Jiasen Gao
2026
Mitigating Spurious Correlations in Text Classification Using Latent Space Geometry
Jiasen Gao | Xiaoliang Chen | Duoqian Miao | Xu Gu | Xianyong Li | Yajun Du
Proceedings of the 64th Annual Meeting of the Association for Computational Linguistics (Volume 1: Long Papers)
Jiasen Gao | Xiaoliang Chen | Duoqian Miao | Xu Gu | Xianyong Li | Yajun Du
Proceedings of the 64th Annual Meeting of the Association for Computational Linguistics (Volume 1: Long Papers)

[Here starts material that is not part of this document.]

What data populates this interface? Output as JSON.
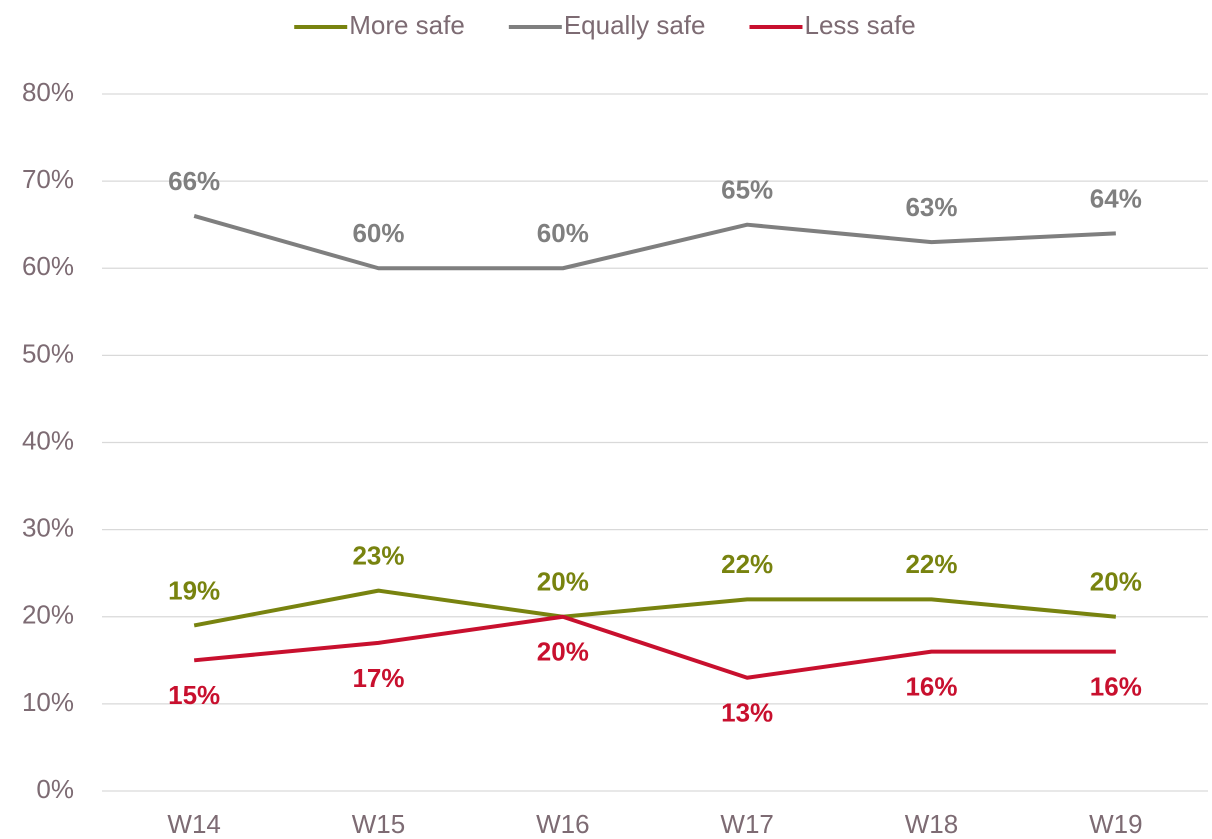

Spurious correlations cause deep learning models to rely on predictive shortcuts that hold in the training data but break under distribution shifts, leading to large performance drops for minority groups. Existing strategies often rely on costly group annotations or employ unstable adversarial training. In this paper, we propose Prototype-guided debiasing using Robust Invariant Feature Transformations (PRIFT), a novel framework that mitigates spurious correlations by manipulating latent space geometry. Specifically, we introduce a prototype-guided modeling approach that leverages natural language prompts to represent confounders, transforming abstract biases into interpretable geometric anchors without auxiliary classifiers. Based on these anchors, we introduce a centered projection operator that adaptively purifies representations by removing confounding deviations specific to instances while preserving essential semantic structure. Furthermore, PRIFT can handle confounding factor information at different levels, ranging from true labels to unsupervised latent inference. Experiments on four text classification benchmarks demonstrate the superiority of our method; notably, PRIFT outperforms state-of-the-art baselines and improves worst-group accuracy by over 20% on the CivilComments dataset compared to standard empirical risk minimization.